The ACS NSQIP model includes variables not yet included in specialty databases, but are known risk factors for mortality following CABG, such as those covering liver disease [2]. This model covers a large subset of core variables common to the major risk models, without sacrificing discriminative ability. We argue that using a non-specialty database, while controversial, may prove beneficial to a field where risks models all share similar variables and “room for improvement for discriminating adverse outcomes may be limited [24].”

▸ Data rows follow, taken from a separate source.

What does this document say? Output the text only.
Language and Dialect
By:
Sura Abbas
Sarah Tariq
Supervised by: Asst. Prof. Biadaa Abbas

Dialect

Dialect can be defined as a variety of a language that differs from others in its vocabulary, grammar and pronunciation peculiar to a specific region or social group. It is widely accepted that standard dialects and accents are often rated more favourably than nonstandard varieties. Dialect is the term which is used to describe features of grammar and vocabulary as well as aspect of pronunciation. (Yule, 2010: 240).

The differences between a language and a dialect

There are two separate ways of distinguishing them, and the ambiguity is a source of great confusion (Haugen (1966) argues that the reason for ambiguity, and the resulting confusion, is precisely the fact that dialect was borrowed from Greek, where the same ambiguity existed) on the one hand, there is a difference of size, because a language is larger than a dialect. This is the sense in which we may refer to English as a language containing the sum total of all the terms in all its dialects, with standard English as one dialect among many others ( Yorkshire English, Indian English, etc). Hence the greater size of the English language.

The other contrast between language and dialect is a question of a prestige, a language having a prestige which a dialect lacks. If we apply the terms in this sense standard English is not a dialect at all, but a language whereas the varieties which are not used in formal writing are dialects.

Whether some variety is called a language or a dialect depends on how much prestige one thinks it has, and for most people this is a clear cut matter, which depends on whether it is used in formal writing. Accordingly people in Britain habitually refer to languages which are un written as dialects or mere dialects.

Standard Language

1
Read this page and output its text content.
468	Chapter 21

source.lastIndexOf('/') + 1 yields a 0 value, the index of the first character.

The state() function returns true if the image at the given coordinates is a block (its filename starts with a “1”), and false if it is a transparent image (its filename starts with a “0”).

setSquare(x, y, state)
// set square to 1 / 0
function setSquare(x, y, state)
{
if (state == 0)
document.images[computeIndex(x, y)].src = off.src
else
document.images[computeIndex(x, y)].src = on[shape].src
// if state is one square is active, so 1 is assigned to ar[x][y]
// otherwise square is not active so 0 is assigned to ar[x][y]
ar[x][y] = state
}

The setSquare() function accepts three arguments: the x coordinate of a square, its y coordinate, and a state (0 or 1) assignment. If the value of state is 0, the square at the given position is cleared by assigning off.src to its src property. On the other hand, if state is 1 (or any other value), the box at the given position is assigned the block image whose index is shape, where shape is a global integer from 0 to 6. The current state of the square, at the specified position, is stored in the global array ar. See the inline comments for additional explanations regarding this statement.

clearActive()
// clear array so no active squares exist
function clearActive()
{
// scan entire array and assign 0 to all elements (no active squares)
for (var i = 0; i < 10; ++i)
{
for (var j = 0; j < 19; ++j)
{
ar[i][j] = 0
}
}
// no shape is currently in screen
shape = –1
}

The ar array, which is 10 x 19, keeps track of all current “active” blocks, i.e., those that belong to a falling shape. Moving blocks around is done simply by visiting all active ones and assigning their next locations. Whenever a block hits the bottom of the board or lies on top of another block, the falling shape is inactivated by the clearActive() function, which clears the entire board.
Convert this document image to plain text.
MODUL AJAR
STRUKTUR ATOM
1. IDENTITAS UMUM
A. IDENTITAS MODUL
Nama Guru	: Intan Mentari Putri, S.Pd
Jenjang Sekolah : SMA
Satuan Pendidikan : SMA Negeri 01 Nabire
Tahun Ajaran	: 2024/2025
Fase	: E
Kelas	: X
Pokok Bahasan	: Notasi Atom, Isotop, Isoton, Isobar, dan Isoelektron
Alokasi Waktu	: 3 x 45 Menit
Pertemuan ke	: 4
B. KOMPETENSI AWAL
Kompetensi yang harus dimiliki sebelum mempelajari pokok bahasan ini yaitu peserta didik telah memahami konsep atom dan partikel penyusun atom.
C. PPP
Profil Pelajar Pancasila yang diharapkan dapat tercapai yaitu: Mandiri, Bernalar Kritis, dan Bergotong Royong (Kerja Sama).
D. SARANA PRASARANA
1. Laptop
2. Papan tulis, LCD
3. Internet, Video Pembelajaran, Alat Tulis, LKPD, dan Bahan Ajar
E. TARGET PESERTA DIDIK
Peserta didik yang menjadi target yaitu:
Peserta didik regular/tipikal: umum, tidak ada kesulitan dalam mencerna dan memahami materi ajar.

There are several limitations to this study. First, this is a retrospective study with data obtained by dedicated staff in a systematic fashion. Second, sample size was another limitation as there were fewer patients available to create the risk model compared to other specialty databases. A likely reason as to why there were fewer CABG cases during the 6 year period over which the study is employed is that sites submitting data to an established cardiac database could request for exemption for submission of cardiac subspecialty data [25]. The paucity of data is perhaps secondary to the influence of other specialty databases, such as the STS ACSD [19]. Third, cardiac-related variables were not available for inclusion in the final model. As a more generalized database, ACS NSQIP does not record all variables recommended in the consensus statement on the development of risk calculators [15]. Despite these limitations, the ACS NSQIP risk model shows a discriminative ability on par with other available risk models.

Conclusion

In conclusion, our risk model provides cardiothoracic surgeons with a simple to use tool for assessing risk of mortality following CABG using six preoperative, independent variables that can be assessed with history, physical exam and a serum chemistry panel. Finally our study demonstrates the versatility of the ACS NSQIP database.